MUMBAI (Reuters) - The Supreme Court is expected to rule by next week on a long and high-profile dispute between the estranged billionaire Ambani brothers that has unnerved investors unsure about future gas pricing policy.
WHO ARE THE AMBANI BROTHERS?
Mukesh Ambani, 53, is the world's fourth-richest man, worth $29 billion according to Forbes magazine earlier this year. He controls India's largest listed firm, Reliance Industries, which has interests in oil and gas exploration, petrochemicals, infrastructure and retail sectors.
Anil Ambani, 50, is worth an estimated $13.7 billion. He received the telecoms, power, entertainment and financial services interests of the Reliance empire after it was split in 2005 following the death of Dhirubhai Ambani, who built Reliance from scratch.
The Anil Dhirubhai Ambani Group includes India's No.2 telecoms firm, Reliance Communications, and Reliance Infrastructure. The brothers have squabbled frequently since the group's split, before which Mukesh was chairman and managing director of Reliance Industries, and Anil vice-chairman.
WHAT'S THIS ROW ABOUT?
As part of the 2005 family settlement, brokered by their mother Kokilaben, Reliance Industries would supply Anil Ambani's Reliance Natural Resources with 28 million standard cubic metres a day (mmscmd) of gas for 17 years at a rate below the government price.
Reliance Industries argues the private deal cannot take precedence over government policy, which determines who can receive gas and at what price. Anil, who claims otherwise, rolled out a series of front-page adverts in major newspapers accusing the government of taking the side of Reliance Industries.
In a surprise move last year, Anil held out an olive branch to Mukesh, but the brothers have yet to settle their differences.
WHAT'S AT STAKE?
The gas, which Reliance Natural wants at almost half the government-set rate of $4.2 per million metric British thermal unit (mmBtu), comes from the Krishna Godavari basin off India's east coast, which is operated by Reliance Industries. The field is India's biggest gas find and should nearly double the nation's gas output when production is at full throttle at 80 mmscmd.
Energy-hungry India, which wants to reduce its dependence on foreign oil and become a new frontier for oil and gas exploration, has showcased the Krishna Godavari discovery to attract foreign investors. But analysts worry the Ambani dispute is putting off foreign investors, with government interference in the pricing and marketing of gas raising investment risk in a politically sensitive resource.
A ruling may set a basis for future regulations on gas pricing in India, and could determine whether Reliance Industries makes or loses billions of dollars in potential profits on gas sales.
HOW IS THE GOVERNMENT INVOLVED?
The government initially filed a petition in India's highest court asking to be made a party in the dispute, arguing the family deal was not applicable, and Reliance Industries could only sell gas with its consent. The government later modified its stance, saying it only wanted to assert that it is the rightful owner of the gas.
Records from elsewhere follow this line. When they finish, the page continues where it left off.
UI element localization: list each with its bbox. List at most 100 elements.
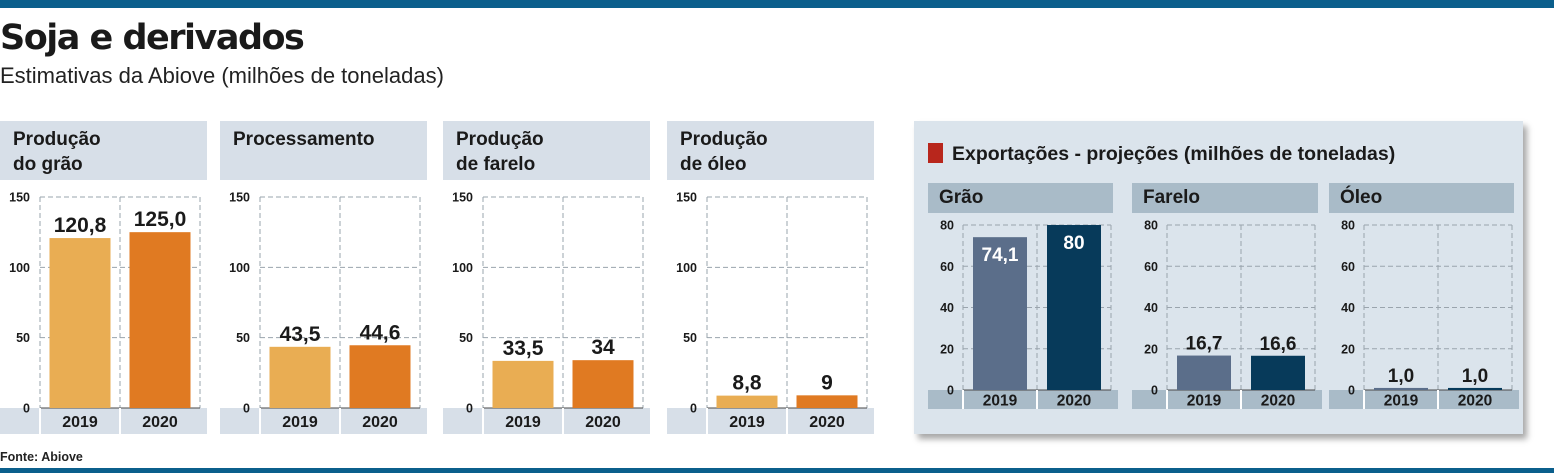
y-tick-label: 60 [1144,260,1158,274]
y-tick-label: 100 [452,261,473,275]
panel-header: Processamento [220,121,427,180]
bar-chart-export-grao: 0 20 40 60 80 74,1 2019 80 2020 [928,219,1118,410]
data-label: 74,1 [982,245,1019,266]
panel-header: Produção de farelo [443,121,650,180]
panel-processamento: Processamento 0 50 100 150 43,5 2019 44,6 2020 [220,121,427,434]
bar-chart-producao-oleo: 0 50 100 150 8,8 2019 9 2020 [667,191,874,434]
data-label: 1,0 [1388,366,1414,387]
bar-2019 [49,238,111,408]
panel-producao-oleo: Produção de óleo 0 50 100 150 8,8 2019 9 2020 [667,121,874,434]
bar-2019 [973,237,1027,390]
bar-2020 [1047,225,1101,390]
panel-producao-grao: Produção do grão 0 50 100 150 120,8 2019 125,0… [0,121,207,434]
category-label: 2019 [1384,393,1419,410]
data-label: 80 [1063,233,1084,254]
source-note: Fonte: Abiove [0,450,83,464]
data-label: 125,0 [134,208,187,231]
y-tick-label: 150 [9,191,30,205]
category-label: 2020 [1458,393,1492,410]
bar-chart-processamento: 0 50 100 150 43,5 2019 44,6 2020 [220,191,427,434]
category-label: 2020 [142,414,178,431]
panel-title: Processamento [233,129,375,150]
y-tick-label: 50 [683,331,697,345]
y-tick-label: 50 [236,331,250,345]
category-label: 2019 [729,414,765,431]
y-tick-label: 100 [229,261,250,275]
y-tick-label: 80 [1144,219,1158,233]
panel-title: Grão [939,187,984,208]
data-label: 33,5 [503,337,544,360]
bar-2020 [349,345,411,408]
category-strip [1329,390,1519,409]
y-tick-label: 20 [1341,342,1355,356]
bar-2020 [796,395,858,408]
y-tick-label: 60 [1341,260,1355,274]
y-tick-label: 0 [243,402,250,416]
category-label: 2019 [505,414,541,431]
exports-title-text: Exportações - projeções (milhões de tone… [952,143,1396,165]
y-tick-label: 50 [16,331,30,345]
exports-box: Exportações - projeções (milhões de tone… [914,121,1523,434]
data-label: 43,5 [280,323,321,346]
category-strip [667,408,874,434]
panel-title: Produção do grão [13,129,101,175]
bar-2019 [716,395,778,408]
bar-2019 [492,360,554,408]
data-label: 44,6 [360,321,401,344]
panel-header: Óleo [1329,183,1514,213]
panel-title: Óleo [1340,187,1383,208]
y-tick-label: 150 [452,191,473,205]
bar-chart-producao-grao: 0 50 100 150 120,8 2019 125,0 2020 [0,191,207,434]
category-strip [220,408,427,434]
panel-header: Farelo [1132,183,1318,213]
y-tick-label: 0 [23,402,30,416]
y-tick-label: 60 [940,260,954,274]
panel-export-grao: Grão 0 20 40 60 80 74,1 2019 80 2020 [928,183,1118,421]
bar-2020 [129,232,191,408]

Anil Ambani has said the petroleum ministry's efforts to control the pricing and sale of gas was the reason for a poor response to the government's global auction of oil and gas exploration blocks last year.
HOW IS THE LAW INVOLVED?
The Supreme Court began hearing the case last year in a packed New Delhi courtroom, after the Ambanis appealed an earlier Bombay High Court ruling that the brothers should reach a suitable agreement over gas supplies.
Anil wants the Supreme Court to direct Reliance Industries to supply his company with the gas under the terms they agreed. Reliance Industries argues the private agreement signed by Mukesh is not binding on the company.
The ruling is expected soon as Chief Justice K.G. Balakrishnan, part of a three-judge bench that heard the case, is set to retire on May 11.
WHAT ABOUT THE COMPANIES' SHARE PRICES?
Analysts see Reliance Industries, which has a market value of $76 billion, gaining about 10 percent if the court rules in its favour. If the ruling goes the other way, the stock could lose 5 percent. The shares have dropped 6 percent this year, compared with a 0.5 percent fall on the main Mumbai index.
Reliance Natural shares could jump by almost a third if the ruling goes in its favour, traders say, but could slide 15 percent or more if the verdict goes against the company. Shares in Reliance Natural have risen almost 17 percent since April 27 amid growing speculation it could win -- giving it access to relatively cheap gas, which could then be used to fuel projects by companies in the Anil Dhirubhai Ambani Group.